Dampak lanjut yang dimaksud adalah kunjungan ulama-ulama milik pemerintah tersebut di sejumlah kampus beberapa hari belakangan ini. Tak terkecuali kampus-kampus yang oleh BNPT sempat dikategorikan radikal. Ini layak disikapi oleh umat Islam, karena tema besar kunjungan yang dimaksud adalah Islam Nusantara. Jadi dapat disimpulkan, bahwa pemerintah nampak memiliki target untuk menusantarakan Islam di kampus radikal.
Hal ini sebenarnya tidak lumrah, meski tidak aneh juga. Semakin terasa, kian hari negeri ini kian tersuasanakan oleh iklim Islamphobia. Di tengah kecamuk problem sosial, kampus ternyata masih terekomendasi sebagai rujukan dan panutan masyarakat. Kampus, sebagaimana sekolah, adalah tempat yang efektif untuk mencetak generasi yang seragam dari sisi kurikulum dan output pendidikan.
Efektivitas ini pula yang sedang dimanfaatkan untuk menderadikalisasi kampus. Terlebih, menuju proyek besar neokapitalisme KBE-WCU berikut internasionalisasi PTN-PTS Islam, wacana Islam Nusantara merupakan opini subur untuk memupus idealitas yang terindikasi Islam radikal. Karena para aktivis Islam sejati takkan pernah rela neokapitalisme bertengger menjajah ekonomi dan pemikiran.
Kita juga tidak boleh alpa, istilah-istilah semacam Islam radikal, Islam nusantara, Islam moderat, bahkan Islam liberal; sesungguhnya adalah ciptaan Barat sebagai bagian pertarungan pemikiran yang disebut “The Game of Naming”. Masyarakat Islam dikotak-kotakkan dengan nama dan label tertentu, yang pada dasarnya justru bersifat kompromistis mengikis Islam.

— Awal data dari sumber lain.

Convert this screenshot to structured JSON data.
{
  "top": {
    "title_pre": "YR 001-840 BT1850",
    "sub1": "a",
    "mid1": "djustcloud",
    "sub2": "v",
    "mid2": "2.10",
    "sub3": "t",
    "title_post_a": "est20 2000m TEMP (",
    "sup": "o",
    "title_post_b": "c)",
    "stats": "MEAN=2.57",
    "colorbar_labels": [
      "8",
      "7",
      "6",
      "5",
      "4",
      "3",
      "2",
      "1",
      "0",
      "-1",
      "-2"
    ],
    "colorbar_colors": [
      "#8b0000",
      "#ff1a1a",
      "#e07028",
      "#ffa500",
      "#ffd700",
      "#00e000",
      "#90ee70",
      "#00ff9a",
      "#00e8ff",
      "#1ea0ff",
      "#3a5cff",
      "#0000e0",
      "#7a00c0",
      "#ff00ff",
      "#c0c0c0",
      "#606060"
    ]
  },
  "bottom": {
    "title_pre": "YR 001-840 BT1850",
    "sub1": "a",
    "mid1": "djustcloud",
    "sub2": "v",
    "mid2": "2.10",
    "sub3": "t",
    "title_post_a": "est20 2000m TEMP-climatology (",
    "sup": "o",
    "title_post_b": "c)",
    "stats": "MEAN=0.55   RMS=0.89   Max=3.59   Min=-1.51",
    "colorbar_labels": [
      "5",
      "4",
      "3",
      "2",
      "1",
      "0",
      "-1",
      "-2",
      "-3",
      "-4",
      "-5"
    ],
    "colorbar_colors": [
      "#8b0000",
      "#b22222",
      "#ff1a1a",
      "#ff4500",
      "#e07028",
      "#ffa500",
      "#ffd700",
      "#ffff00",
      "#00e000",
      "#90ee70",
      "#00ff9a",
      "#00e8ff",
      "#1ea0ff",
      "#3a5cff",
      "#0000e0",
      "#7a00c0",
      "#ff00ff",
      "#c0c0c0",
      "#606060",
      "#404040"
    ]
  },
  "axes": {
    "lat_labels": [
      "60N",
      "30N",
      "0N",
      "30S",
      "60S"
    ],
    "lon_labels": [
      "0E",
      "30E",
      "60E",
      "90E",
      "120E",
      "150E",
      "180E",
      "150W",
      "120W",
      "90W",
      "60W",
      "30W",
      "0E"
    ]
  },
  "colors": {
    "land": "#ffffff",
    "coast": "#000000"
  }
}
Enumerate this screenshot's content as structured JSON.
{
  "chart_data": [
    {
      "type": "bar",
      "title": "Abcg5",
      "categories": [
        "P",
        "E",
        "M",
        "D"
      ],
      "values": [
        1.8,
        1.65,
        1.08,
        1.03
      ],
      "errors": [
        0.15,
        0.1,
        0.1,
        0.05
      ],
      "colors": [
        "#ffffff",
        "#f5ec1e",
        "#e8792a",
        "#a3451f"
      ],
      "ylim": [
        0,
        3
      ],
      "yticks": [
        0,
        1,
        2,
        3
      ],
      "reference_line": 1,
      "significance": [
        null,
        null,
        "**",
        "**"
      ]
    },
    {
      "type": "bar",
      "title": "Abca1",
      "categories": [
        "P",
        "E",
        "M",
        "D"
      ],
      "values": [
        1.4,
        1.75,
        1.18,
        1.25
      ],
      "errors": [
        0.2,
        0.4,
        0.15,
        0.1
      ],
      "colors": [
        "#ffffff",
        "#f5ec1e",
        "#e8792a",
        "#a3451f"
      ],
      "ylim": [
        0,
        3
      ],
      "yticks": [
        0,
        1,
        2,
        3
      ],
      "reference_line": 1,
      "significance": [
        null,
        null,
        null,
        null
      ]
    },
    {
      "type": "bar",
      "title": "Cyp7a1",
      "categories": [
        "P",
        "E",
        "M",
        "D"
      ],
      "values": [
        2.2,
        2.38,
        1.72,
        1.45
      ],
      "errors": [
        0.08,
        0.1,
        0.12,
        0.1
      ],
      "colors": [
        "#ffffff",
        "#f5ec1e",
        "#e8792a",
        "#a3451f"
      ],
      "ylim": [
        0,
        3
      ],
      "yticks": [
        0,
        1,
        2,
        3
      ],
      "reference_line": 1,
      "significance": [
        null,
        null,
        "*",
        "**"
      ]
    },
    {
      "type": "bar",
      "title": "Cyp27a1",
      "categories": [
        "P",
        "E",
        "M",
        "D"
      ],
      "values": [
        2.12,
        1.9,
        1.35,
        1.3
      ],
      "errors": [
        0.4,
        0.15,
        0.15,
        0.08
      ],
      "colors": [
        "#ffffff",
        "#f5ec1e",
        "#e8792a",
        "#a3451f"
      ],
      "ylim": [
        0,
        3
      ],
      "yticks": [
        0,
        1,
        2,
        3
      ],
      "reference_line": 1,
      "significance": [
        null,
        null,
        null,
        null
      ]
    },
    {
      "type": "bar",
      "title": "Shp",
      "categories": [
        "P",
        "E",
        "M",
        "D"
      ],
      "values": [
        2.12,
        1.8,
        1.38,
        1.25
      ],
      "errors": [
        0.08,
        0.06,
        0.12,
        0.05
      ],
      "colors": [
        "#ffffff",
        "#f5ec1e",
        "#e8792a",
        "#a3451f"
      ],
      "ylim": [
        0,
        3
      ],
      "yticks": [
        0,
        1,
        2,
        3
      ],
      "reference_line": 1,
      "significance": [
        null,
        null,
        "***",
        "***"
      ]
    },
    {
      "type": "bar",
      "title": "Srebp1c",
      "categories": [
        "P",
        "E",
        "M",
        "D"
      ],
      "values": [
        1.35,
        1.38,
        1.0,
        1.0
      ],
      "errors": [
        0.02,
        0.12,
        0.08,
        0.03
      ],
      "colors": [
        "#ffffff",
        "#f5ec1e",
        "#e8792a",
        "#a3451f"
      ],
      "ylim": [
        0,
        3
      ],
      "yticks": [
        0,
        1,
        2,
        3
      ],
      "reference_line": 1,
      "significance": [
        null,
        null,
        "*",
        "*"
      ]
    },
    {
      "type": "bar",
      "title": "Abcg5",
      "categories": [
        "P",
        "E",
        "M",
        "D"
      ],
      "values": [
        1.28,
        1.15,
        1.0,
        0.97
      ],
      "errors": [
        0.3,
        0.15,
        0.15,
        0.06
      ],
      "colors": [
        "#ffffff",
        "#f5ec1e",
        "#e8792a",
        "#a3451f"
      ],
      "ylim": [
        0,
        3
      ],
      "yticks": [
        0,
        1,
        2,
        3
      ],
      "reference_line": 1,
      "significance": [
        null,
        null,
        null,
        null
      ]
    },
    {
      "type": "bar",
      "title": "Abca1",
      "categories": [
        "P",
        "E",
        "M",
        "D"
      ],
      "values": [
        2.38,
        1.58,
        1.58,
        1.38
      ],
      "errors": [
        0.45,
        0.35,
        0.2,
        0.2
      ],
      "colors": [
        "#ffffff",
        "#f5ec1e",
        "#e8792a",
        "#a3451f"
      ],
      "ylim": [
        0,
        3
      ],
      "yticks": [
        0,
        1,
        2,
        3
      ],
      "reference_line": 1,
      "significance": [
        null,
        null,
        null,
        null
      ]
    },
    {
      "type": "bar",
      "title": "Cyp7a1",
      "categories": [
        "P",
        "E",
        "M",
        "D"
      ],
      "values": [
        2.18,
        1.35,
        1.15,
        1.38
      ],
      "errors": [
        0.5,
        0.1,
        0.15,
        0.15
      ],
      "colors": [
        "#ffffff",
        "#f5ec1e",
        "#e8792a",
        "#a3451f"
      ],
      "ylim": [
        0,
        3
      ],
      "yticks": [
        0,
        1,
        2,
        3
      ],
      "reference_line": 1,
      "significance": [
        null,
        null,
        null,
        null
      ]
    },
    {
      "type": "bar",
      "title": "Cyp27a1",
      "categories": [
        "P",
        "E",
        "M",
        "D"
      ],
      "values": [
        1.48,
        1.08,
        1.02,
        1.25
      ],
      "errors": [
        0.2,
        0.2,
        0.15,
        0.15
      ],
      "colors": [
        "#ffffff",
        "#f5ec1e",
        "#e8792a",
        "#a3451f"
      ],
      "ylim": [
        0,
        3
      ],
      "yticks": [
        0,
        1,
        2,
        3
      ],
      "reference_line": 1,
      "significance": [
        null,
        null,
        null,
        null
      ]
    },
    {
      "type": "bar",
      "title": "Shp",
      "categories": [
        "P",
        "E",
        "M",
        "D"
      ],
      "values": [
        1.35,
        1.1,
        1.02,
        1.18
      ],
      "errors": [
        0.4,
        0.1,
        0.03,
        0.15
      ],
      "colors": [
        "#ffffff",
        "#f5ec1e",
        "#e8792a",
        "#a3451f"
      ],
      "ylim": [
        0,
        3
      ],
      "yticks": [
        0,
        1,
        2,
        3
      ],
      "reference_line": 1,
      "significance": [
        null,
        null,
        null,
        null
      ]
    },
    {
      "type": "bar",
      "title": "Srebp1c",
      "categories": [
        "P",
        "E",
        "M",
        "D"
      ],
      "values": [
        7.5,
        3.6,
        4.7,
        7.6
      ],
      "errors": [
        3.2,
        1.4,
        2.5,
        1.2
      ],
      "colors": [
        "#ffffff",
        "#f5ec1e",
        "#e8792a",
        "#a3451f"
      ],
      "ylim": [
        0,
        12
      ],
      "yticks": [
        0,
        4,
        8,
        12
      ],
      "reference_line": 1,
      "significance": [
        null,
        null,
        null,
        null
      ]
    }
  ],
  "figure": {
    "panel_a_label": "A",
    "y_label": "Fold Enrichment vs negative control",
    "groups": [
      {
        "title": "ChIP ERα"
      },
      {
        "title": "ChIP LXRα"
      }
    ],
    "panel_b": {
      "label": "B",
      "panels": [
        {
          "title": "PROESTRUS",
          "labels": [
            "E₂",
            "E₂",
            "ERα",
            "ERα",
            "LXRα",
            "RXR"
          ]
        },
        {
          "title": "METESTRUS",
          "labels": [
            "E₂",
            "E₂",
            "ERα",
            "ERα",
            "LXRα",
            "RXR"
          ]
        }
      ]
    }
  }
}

Dengan kata lain, ini adalah pembunuhan karakter secara tidak langsung terhadap masyarakat Islam. Hingga nanti menjauhkan mereka dari kaffah-nya. Jadi, jikalau yang dimaksud radikal di kampus sehingga harus “dinusantarakan”, adalah definisi “kaffah” yang dibuktikan dengan kondisi para mahasiswa yang bersemangat untuk belajar Islam, mengamalkan Islam, dan memperjuangkan Islam, maka benarlah sudah target “The Game of Naming” ini.